I sat on the stairs again, listening to the heater run and the silent un-noise of snow outside. I heard Graves moving around—the toilet flushing, water running, shuffling feet and creaks I hadn’t had a chance to learn in this new place yet. Each house has its own set of sounds, and each person sounds different.

He didn’t sound like Dad. But still, just hearing someone breathing and walking around was better than nothing. Way better than nothing.

My eyes were hot and grainy. I stared at the gun in my hands. Nine-millimeter, dead black, and heavy, its nose sleek and sharp. It was a good gun.

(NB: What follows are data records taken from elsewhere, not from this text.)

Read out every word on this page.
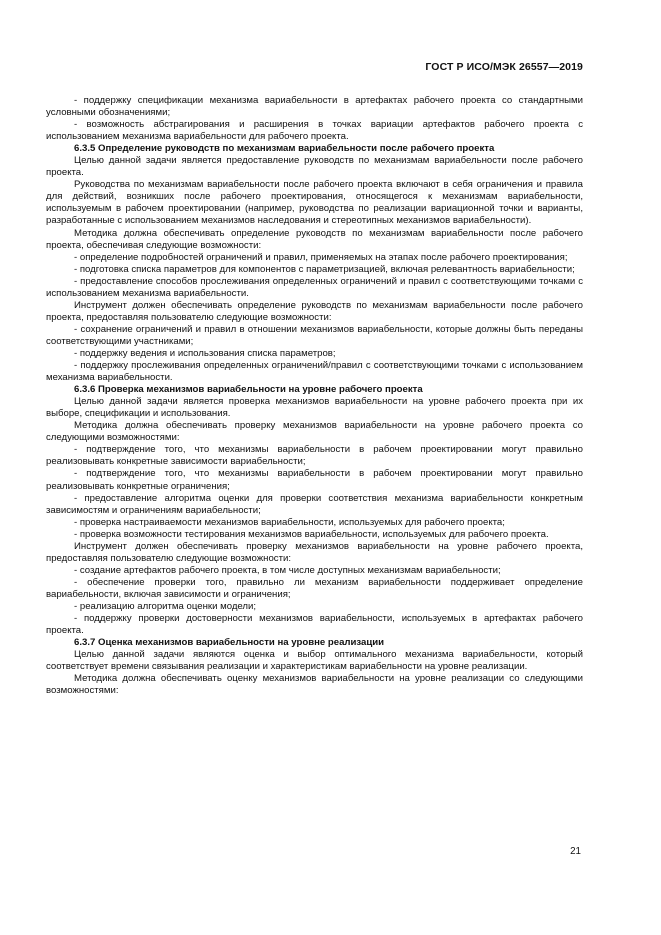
ГОСТ Р ИСО/МЭК 26557—2019

- поддержку спецификации механизма вариабельности в артефактах рабочего проекта со стандартными условными обозначениями;

- возможность абстрагирования и расширения в точках вариации артефактов рабочего проекта с использованием механизма вариабельности для рабочего проекта.

6.3.5 Определение руководств по механизмам вариабельности после рабочего проекта

Целью данной задачи является предоставление руководств по механизмам вариабельности после рабочего проекта.

Руководства по механизмам вариабельности после рабочего проекта включают в себя ограничения и правила для действий, возникших после рабочего проектирования, относящегося к механизмам вариабельности, используемым в рабочем проектировании (например, руководства по реализации вариационной точки и варианты, разработанные с использованием механизмов наследования и стереотипных механизмов вариабельности).

Методика должна обеспечивать определение руководств по механизмам вариабельности после рабочего проекта, обеспечивая следующие возможности:

- определение подробностей ограничений и правил, применяемых на этапах после рабочего проектирования;

- подготовка списка параметров для компонентов с параметризацией, включая релевантность вариабельности;

- предоставление способов прослеживания определенных ограничений и правил с соответствующими точками с использованием механизма вариабельности.

Инструмент должен обеспечивать определение руководств по механизмам вариабельности после рабочего проекта, предоставляя пользователю следующие возможности:

- сохранение ограничений и правил в отношении механизмов вариабельности, которые должны быть переданы соответствующими участниками;

- поддержку ведения и использования списка параметров;

- поддержку прослеживания определенных ограничений/правил с соответствующими точками с использованием механизма вариабельности.

6.3.6 Проверка механизмов вариабельности на уровне рабочего проекта

Целью данной задачи является проверка механизмов вариабельности на уровне рабочего проекта при их выборе, спецификации и использования.

Методика должна обеспечивать проверку механизмов вариабельности на уровне рабочего проекта со следующими возможностями:

- подтверждение того, что механизмы вариабельности в рабочем проектировании могут правильно реализовывать конкретные зависимости вариабельности;

- подтверждение того, что механизмы вариабельности в рабочем проектировании могут правильно реализовывать конкретные ограничения;

- предоставление алгоритма оценки для проверки соответствия механизма вариабельности конкретным зависимостям и ограничениям вариабельности;

- проверка настраиваемости механизмов вариабельности, используемых для рабочего проекта;

- проверка возможности тестирования механизмов вариабельности, используемых для рабочего проекта.

Инструмент должен обеспечивать проверку механизмов вариабельности на уровне рабочего проекта, предоставляя пользователю следующие возможности:

- создание артефактов рабочего проекта, в том числе доступных механизмам вариабельности;

- обеспечение проверки того, правильно ли механизм вариабельности поддерживает определение вариабельности, включая зависимости и ограничения;

- реализацию алгоритма оценки модели;

- поддержку проверки достоверности механизмов вариабельности, используемых в артефактах рабочего проекта.

6.3.7 Оценка механизмов вариабельности на уровне реализации

Целью данной задачи являются оценка и выбор оптимального механизма вариабельности, который соответствует времени связывания реализации и характеристикам вариабельности на уровне реализации.

Методика должна обеспечивать оценку механизмов вариабельности на уровне реализации со следующими возможностями:

21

What are you going to do, Dru? Go back to high school and be prom queen? What the hell. Why not?

The answer was right around the corner—I just couldn’t think of it. There was something I was missing, something I was trying not to think. It had to do with that door, and the concrete corridor, and the dream hanging heavy in my head, like a lead bowling ball.

Someone turned Dad into a zombie. While he was out hunting. So someone knew about what he was doing, right?

But who could know? What had he been after? He hadn’t said anything to me.

The questions revolved inside my head. Then the thing I’d been forgetting since waking up slid into place with a click like racking a bullet into the chamber.

Contacts. Dad had contacts. I should call someone.

Relief so intense it was ridiculous poured through my entire body at the thought. Someone adult, older than me, better-armed and more experienced, who could come out and . . .

. . . do what? Set up housekeeping? Adopt me? Take me on as an apprentice? Make everything okay?

Yeah. Sure. None of the other hunters Dad had let me hang around with were in the least parental. But they were older, right? And they’d be interested in something that killed him. They were his friends. Combat buddies. Comrades in arms.